The Dow staged a late day comeback on Thursday, ending 260 points higher to close another volatile day on Wall Street.
The Nasdaq closed narrowly higher, up 0.4% and the S&P 500 was up 0.8%.
Thursday’s action came a day after the Dow surged 1,086 points in its biggest daily point gain ever. The Dow was down as much as 611 points earlier in the day, but rallied in the final hour of trading for a swing of nearly 900 points.
The market has been gripped by those kind of wild swings this month. Investors are balancing an economy that is still strong by many measures, including record-low unemployment, with concerns about a slowing economy in China and other parts of the world, trade policy that’s in flux, and recent moves by the Federal Reserve.
The see-saw trading session came after huge gains on Wednesday for a market having its worst December since the Great Depression. The Dow had its best point gain ever, and the S&P 500 and Nasdaq posted their best performances since March 2009.
The gains continued into a second day. But anyone watching stocks this month knows that sentiment can turn on a dime. The Dow has either gained or lost more than 250 points in eight of the past nine trading sessions.
“Human nature is very consistent — pain is the ultimate motivator for change, and a 20% market swoon in under three months has most tactical and historical indicators suggesting extreme pain,” said Tony Dwyer, market analysts at Canaccord Genuity, in a note to analysts.
The firm said investors should expect more volatility and attributed the unease to “chaos in Washington,” as well as the Federal Reserve’s decision to stick to plans for gradual interest rate increases despite the recent stock turmoil. President Donald Trump, after ripping up trade policies aimed at stitching global economies together, has further unsettled markets by signaling he wanted to fire Federal Reserve Chairman Jerome Powell. Trump appointed Powell to the post last year but has since turned on him for raising rates.
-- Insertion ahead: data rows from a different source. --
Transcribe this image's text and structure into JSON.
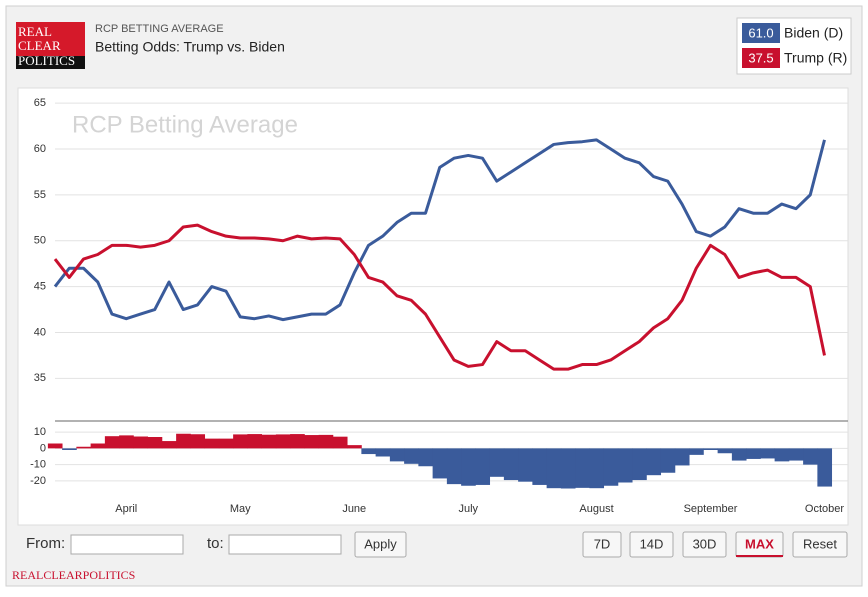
{
  "header": {
    "logo": [
      "REAL",
      "CLEAR",
      "POLITICS"
    ],
    "footer": "REALCLEARPOLITICS"
  },
  "controls": {
    "from": "From:",
    "to": "to:",
    "apply": "Apply",
    "ranges": [
      "7D",
      "14D",
      "30D",
      "MAX"
    ],
    "reset": "Reset"
  },
  "chart_data": [
    {
      "type": "line",
      "subtitle": "RCP BETTING AVERAGE",
      "title": "Betting Odds: Trump vs. Biden",
      "watermark": "RCP Betting Average",
      "categories": [
        null,
        null,
        null,
        null,
        null,
        "April",
        null,
        null,
        null,
        null,
        null,
        null,
        null,
        "May",
        null,
        null,
        null,
        null,
        null,
        null,
        null,
        "June",
        null,
        null,
        null,
        null,
        null,
        null,
        null,
        "July",
        null,
        null,
        null,
        null,
        null,
        null,
        null,
        null,
        "August",
        null,
        null,
        null,
        null,
        null,
        null,
        null,
        "September",
        null,
        null,
        null,
        null,
        null,
        null,
        null,
        "October"
      ],
      "series": [
        {
          "name": "Biden (D)",
          "color": "#3a5b9b",
          "current": {
            "value": 61,
            "label": "61.0"
          },
          "values": [
            45,
            47,
            47,
            45.5,
            42,
            41.5,
            42,
            42.5,
            45.5,
            42.5,
            43,
            45,
            44.5,
            41.7,
            41.5,
            41.8,
            41.4,
            41.7,
            42,
            42,
            43,
            46.5,
            49.5,
            50.5,
            52,
            53,
            53,
            58,
            59,
            59.3,
            59,
            56.5,
            57.5,
            58.5,
            59.5,
            60.5,
            60.7,
            60.8,
            61,
            60,
            59,
            58.5,
            57,
            56.5,
            54,
            51,
            50.5,
            51.5,
            53.5,
            53,
            53,
            54,
            53.5,
            55,
            61
          ]
        },
        {
          "name": "Trump (R)",
          "color": "#c8102e",
          "current": {
            "value": 37.5,
            "label": "37.5"
          },
          "values": [
            48,
            46,
            48,
            48.5,
            49.5,
            49.5,
            49.3,
            49.5,
            50,
            51.5,
            51.7,
            51,
            50.5,
            50.3,
            50.3,
            50.2,
            50,
            50.5,
            50.2,
            50.3,
            50.2,
            48.5,
            46,
            45.5,
            44,
            43.5,
            42,
            39.5,
            37,
            36.3,
            36.5,
            39,
            38,
            38,
            37,
            36,
            36,
            36.5,
            36.5,
            37,
            38,
            39,
            40.5,
            41.5,
            43.5,
            47,
            49.5,
            48.5,
            46,
            46.5,
            46.8,
            46,
            46,
            45,
            37.5
          ]
        }
      ],
      "ylim": [
        31,
        66
      ],
      "yticks": [
        35,
        40,
        45,
        50,
        55,
        60,
        65
      ],
      "grid": true
    },
    {
      "type": "bar",
      "positive_color": "#c8102e",
      "negative_color": "#3a5b9b",
      "values": [
        3,
        -1,
        1,
        3,
        7.5,
        8,
        7.3,
        7,
        4.5,
        9,
        8.7,
        6,
        6,
        8.6,
        8.8,
        8.4,
        8.6,
        8.8,
        8.2,
        8.3,
        7.2,
        2,
        -3.5,
        -5,
        -8,
        -9.5,
        -11,
        -18.5,
        -22,
        -23,
        -22.5,
        -17.5,
        -19.5,
        -20.5,
        -22.5,
        -24.5,
        -24.7,
        -24.3,
        -24.5,
        -23,
        -21,
        -19.5,
        -16.5,
        -15,
        -10.5,
        -4,
        -1,
        -3,
        -7.5,
        -6.5,
        -6.2,
        -8,
        -7.5,
        -10,
        -23.5
      ],
      "ylim": [
        -25,
        15
      ],
      "yticks": [
        10,
        0,
        -10,
        -20
      ],
      "grid": true
    }
  ]
}
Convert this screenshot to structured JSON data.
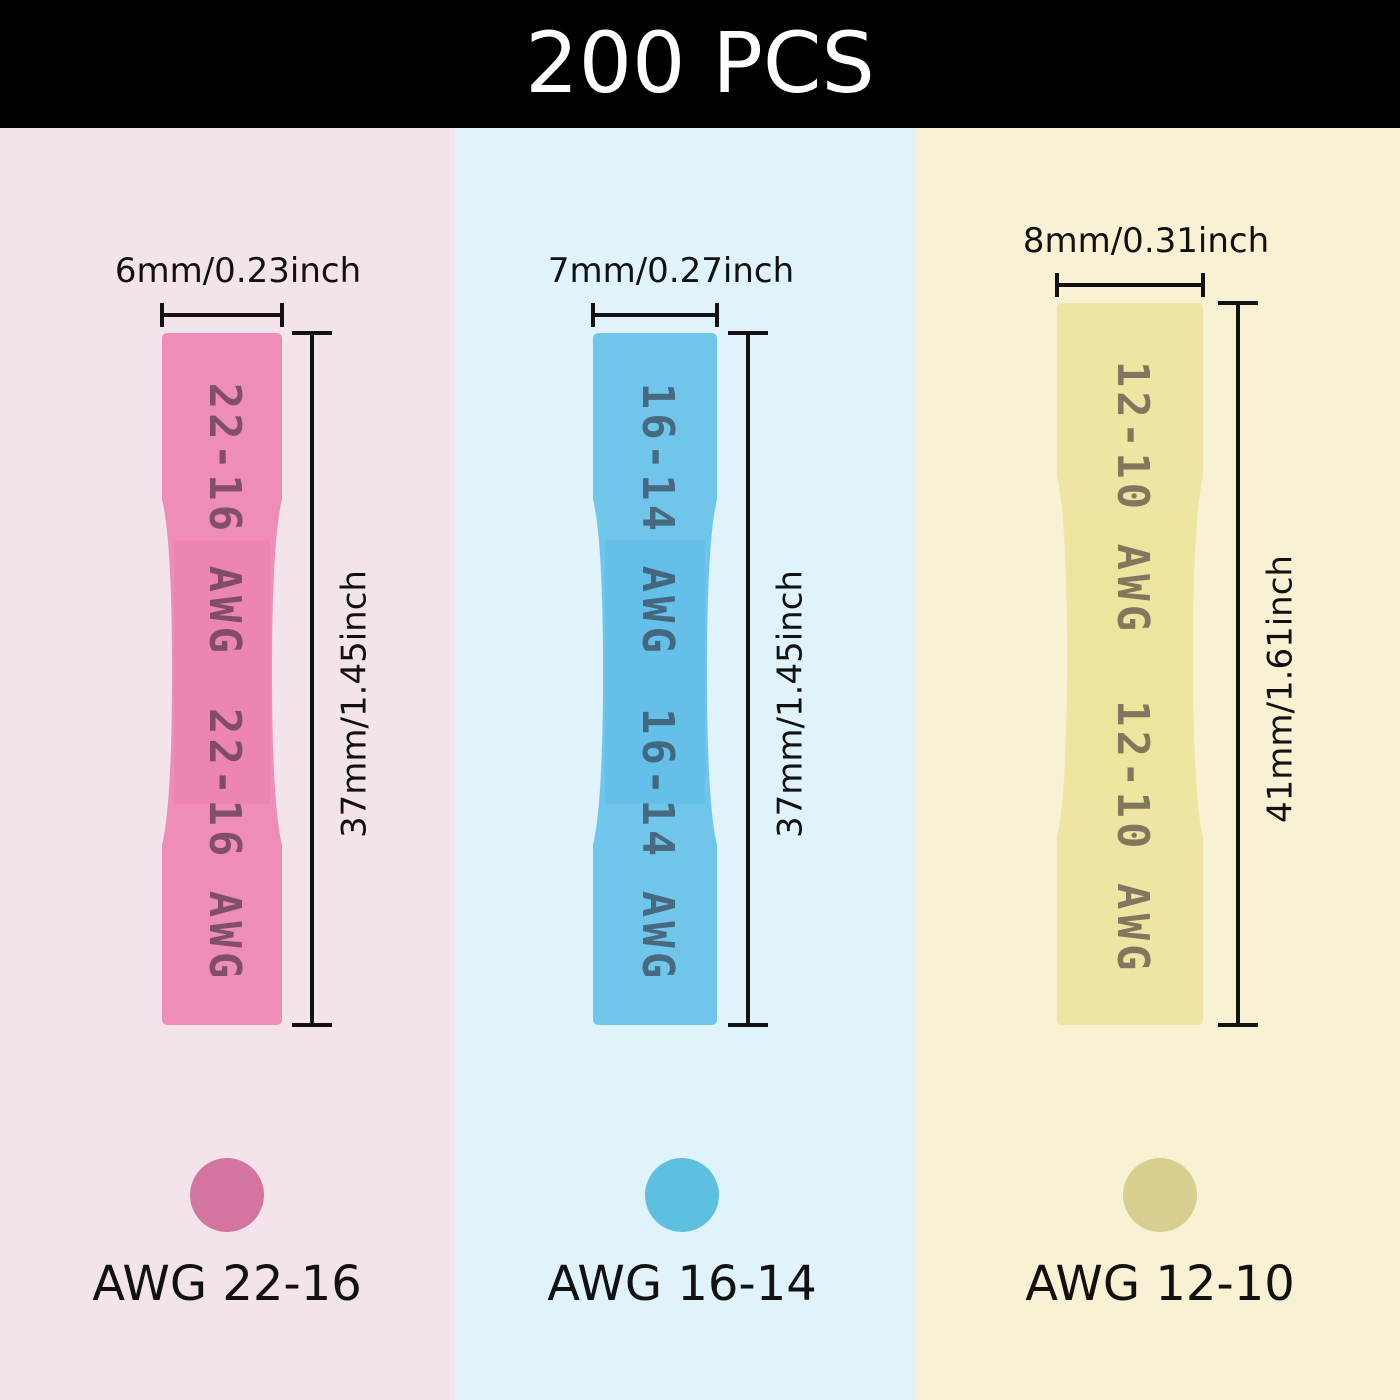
{
  "header": {
    "title": "200 PCS"
  },
  "panels": [
    {
      "width_label": "6mm/0.23inch",
      "length_label": "37mm/1.45inch",
      "imprint": "22-16 AWG",
      "label": "AWG 22-16"
    },
    {
      "width_label": "7mm/0.27inch",
      "length_label": "37mm/1.45inch",
      "imprint": "16-14 AWG",
      "label": "AWG 16-14"
    },
    {
      "width_label": "8mm/0.31inch",
      "length_label": "41mm/1.61inch",
      "imprint": "12-10 AWG",
      "label": "AWG 12-10"
    }
  ]
}
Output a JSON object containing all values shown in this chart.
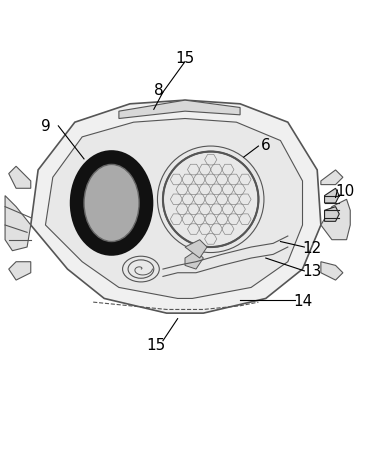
{
  "fig_width": 3.7,
  "fig_height": 4.52,
  "dpi": 100,
  "bg_color": "#ffffff",
  "line_color": "#555555",
  "dark_color": "#222222"
}
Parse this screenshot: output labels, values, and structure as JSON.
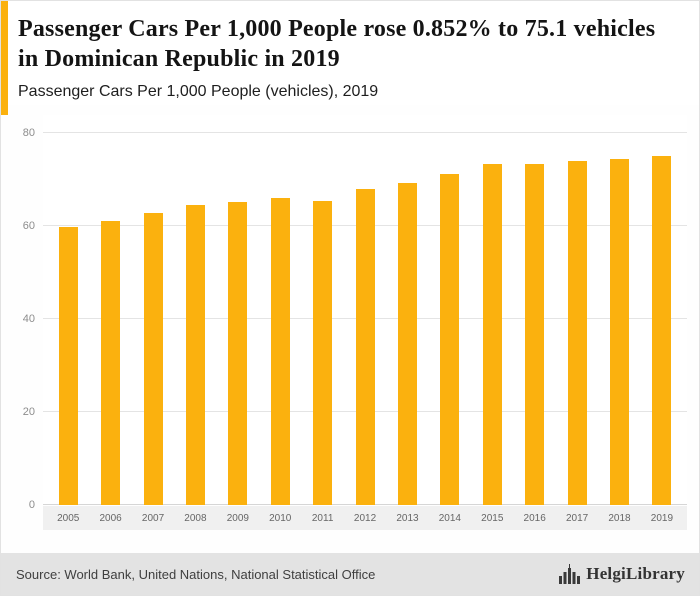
{
  "accent_color": "#FBB10E",
  "header": {
    "title": "Passenger Cars Per 1,000 People rose 0.852% to 75.1 vehicles in Dominican Republic in 2019",
    "subtitle": "Passenger Cars Per 1,000 People (vehicles), 2019"
  },
  "chart_data": {
    "type": "bar",
    "title": "Passenger Cars Per 1,000 People (vehicles), 2019",
    "categories": [
      "2005",
      "2006",
      "2007",
      "2008",
      "2009",
      "2010",
      "2011",
      "2012",
      "2013",
      "2014",
      "2015",
      "2016",
      "2017",
      "2018",
      "2019"
    ],
    "values": [
      59.8,
      61.2,
      62.8,
      64.6,
      65.2,
      66.2,
      65.5,
      68.0,
      69.3,
      71.2,
      73.4,
      73.4,
      74.1,
      74.5,
      75.1
    ],
    "xlabel": "",
    "ylabel": "",
    "ylim": [
      0,
      80
    ],
    "yticks": [
      0,
      20,
      40,
      60,
      80
    ],
    "bar_color": "#FBB10E",
    "grid": true,
    "legend": false
  },
  "footer": {
    "source": "Source: World Bank, United Nations, National Statistical Office",
    "logo_text": "HelgiLibrary",
    "logo_icon": "bar-chart-icon"
  }
}
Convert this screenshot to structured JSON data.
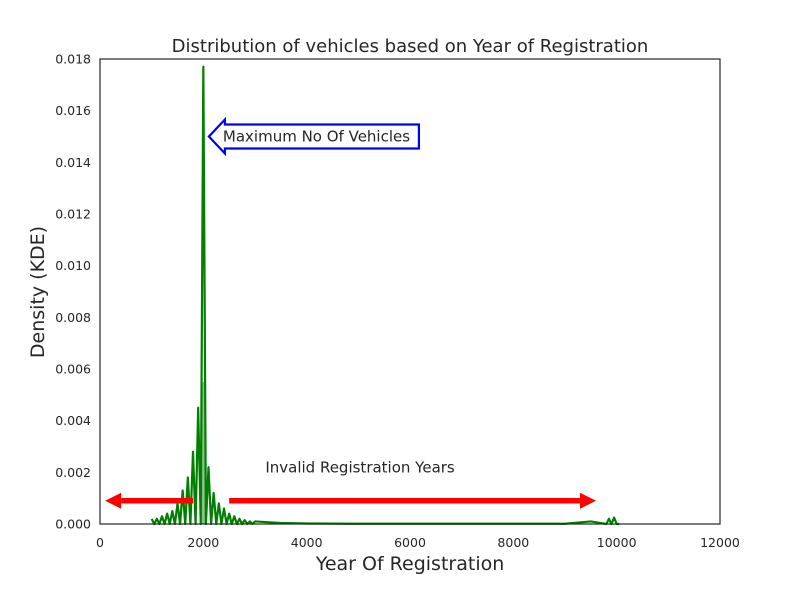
{
  "chart_data": {
    "type": "area",
    "title": "Distribution of vehicles based on Year of Registration",
    "xlabel": "Year Of Registration",
    "ylabel": "Density (KDE)",
    "xlim": [
      0,
      12000
    ],
    "ylim": [
      0,
      0.018
    ],
    "xticks": [
      "0",
      "2000",
      "4000",
      "6000",
      "8000",
      "10000",
      "12000"
    ],
    "yticks": [
      "0.000",
      "0.002",
      "0.004",
      "0.006",
      "0.008",
      "0.010",
      "0.012",
      "0.014",
      "0.016",
      "0.018"
    ],
    "grid": false,
    "colors": {
      "kde_line": "#008000",
      "hist_fill": "#8fbf8f",
      "annotation_arrow": "#ff0000",
      "callout_border": "#0000ff"
    },
    "histogram": [
      {
        "x0": 1960,
        "x1": 2040,
        "value": 0.0055
      }
    ],
    "kde_line": {
      "x": [
        1000,
        1050,
        1100,
        1150,
        1200,
        1250,
        1300,
        1350,
        1400,
        1450,
        1500,
        1550,
        1600,
        1650,
        1700,
        1750,
        1800,
        1850,
        1900,
        1950,
        2000,
        2050,
        2100,
        2150,
        2200,
        2250,
        2300,
        2350,
        2400,
        2450,
        2500,
        2550,
        2600,
        2650,
        2700,
        2750,
        2800,
        2850,
        2900,
        2950,
        3000,
        3500,
        4000,
        5000,
        6000,
        7000,
        8000,
        9000,
        9500,
        9800,
        9850,
        9900,
        9950,
        10000,
        10050
      ],
      "y": [
        0.0002,
        0.0,
        0.0002,
        0.0,
        0.0003,
        0.0,
        0.0004,
        0.0,
        0.0005,
        0.0,
        0.0008,
        0.0,
        0.0013,
        0.0,
        0.0018,
        0.0,
        0.0028,
        0.0,
        0.0045,
        0.0,
        0.0177,
        0.0,
        0.0022,
        0.0,
        0.0012,
        0.0,
        0.0008,
        0.0,
        0.0006,
        0.0,
        0.0004,
        0.0,
        0.0003,
        0.0,
        0.0002,
        0.0,
        0.00015,
        0.0,
        0.0001,
        0.0,
        0.0001,
        4e-05,
        2e-05,
        1e-05,
        1e-05,
        1e-05,
        1e-05,
        1e-05,
        0.0001,
        0.0,
        0.0002,
        0.0,
        0.00025,
        0.0,
        0.0
      ]
    },
    "annotations": [
      {
        "text": "Maximum No Of Vehicles",
        "x": 2500,
        "y": 0.015,
        "arrow": "left",
        "points_to": [
          2050,
          0.015
        ]
      },
      {
        "text": "Invalid Registration Years",
        "x": 3200,
        "y": 0.002
      }
    ],
    "range_arrows": [
      {
        "from": 1800,
        "to": 100,
        "y": 0.0009
      },
      {
        "from": 2500,
        "to": 9600,
        "y": 0.0009
      }
    ]
  }
}
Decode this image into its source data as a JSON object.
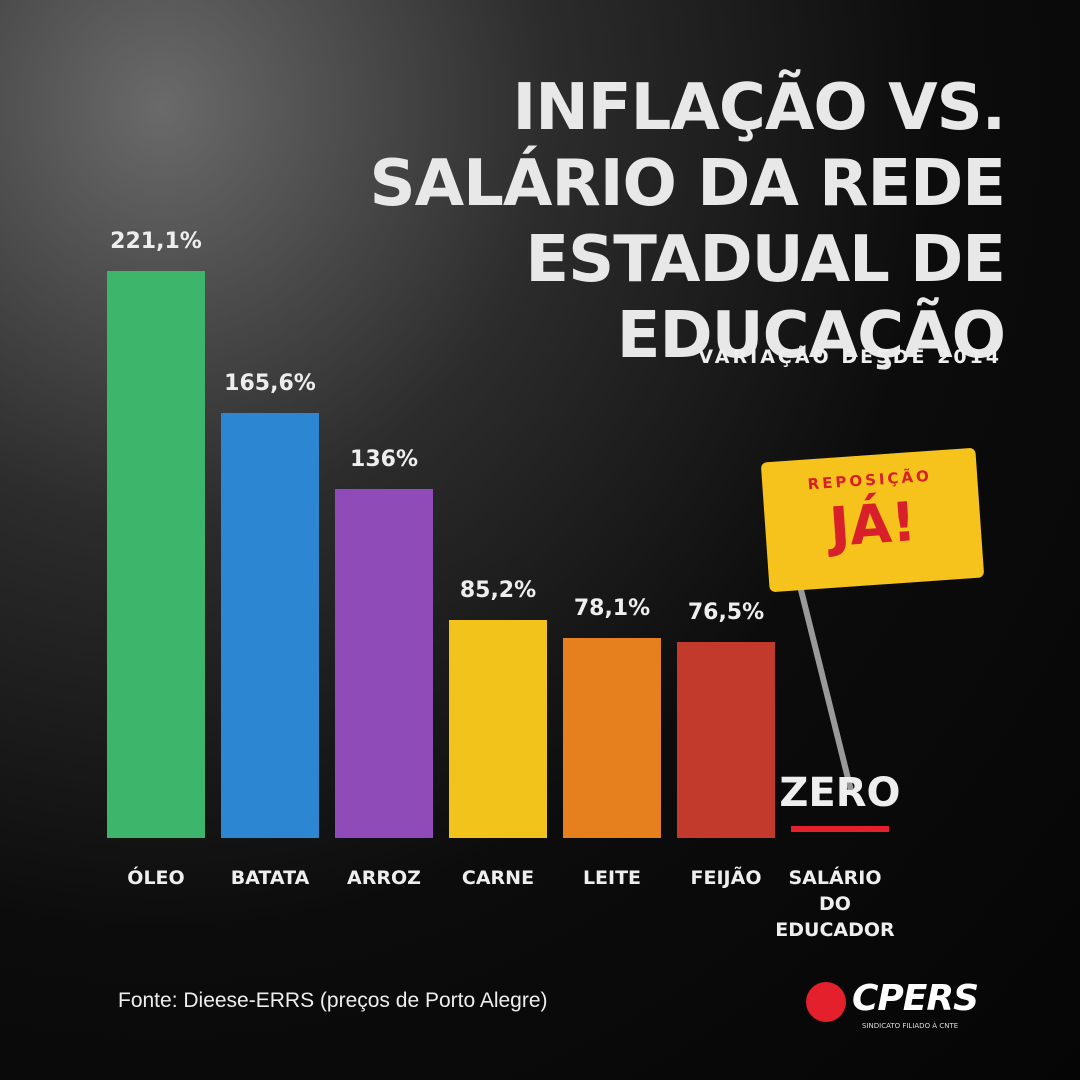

The American economy remains strong, and most economists expect solid, if slower, growth in 2019. That’s why some market analysts believe stocks are oversold. The S&P 500 is 8% lower this year, while unemployment is near a 50-year low and GDP grew at 3.4% in the third quarter.
But fear has taken over the stock market. Movements lower have precipitated another big selloff. “Obviously, oversold can become more oversold in a panic-based market environment,” said Dwyer.
Markets that fall around 20% when the economy is strong typically bounce back. That’s what happened in 1987 after Black Monday, 1998 after the Russian debt crisis and 2011 following the American credit rating downgrade. In 1987, the market soared 50% in the following two years. Stocks bounced back 20% within four months of their lows in 1998 and 2011.
Stocks could roar back to new highs next year as they did this summer. Or this could be a recession warning sign and a signal of worse news to come.
Stocks do a reversal, global stocks caught in the tumult
On Thursday, some of the market’s big winners the prior day lost ground.
Tech, which led yesterday’s rally, finished the day mixed. Amazon (AMZN) and Apple (AAPL) fell slightly, while Facebook (FB), Alphabet (GOOGL), and Netflix (NFLX) ticked up.
All nine sectors on the Dow finished in positive territory. 3M (MMM) and IBM (IBM) were the top performers on the Dow.
GE (GE) had its fifth-best day of the year Wednesday, but dropped 1.6% Thursday.
European markets fell sharply on their first day of trading since Monday. The FTSE was down 1.5% and Germany’s DAX fell 2.4%.
The Hang Seng in Hong Kong and the Shanghai Composite both shed more than 0.6% after weak Chinese industrial data highlighted the difficulties facing the world’s second largest economy.
But Japan’s Nikkei jumped nearly 4% on Thursday, pulling the index out of the bear market it had entered just two days ago. Stocks also climbed more than 1% in Australia and Singapore.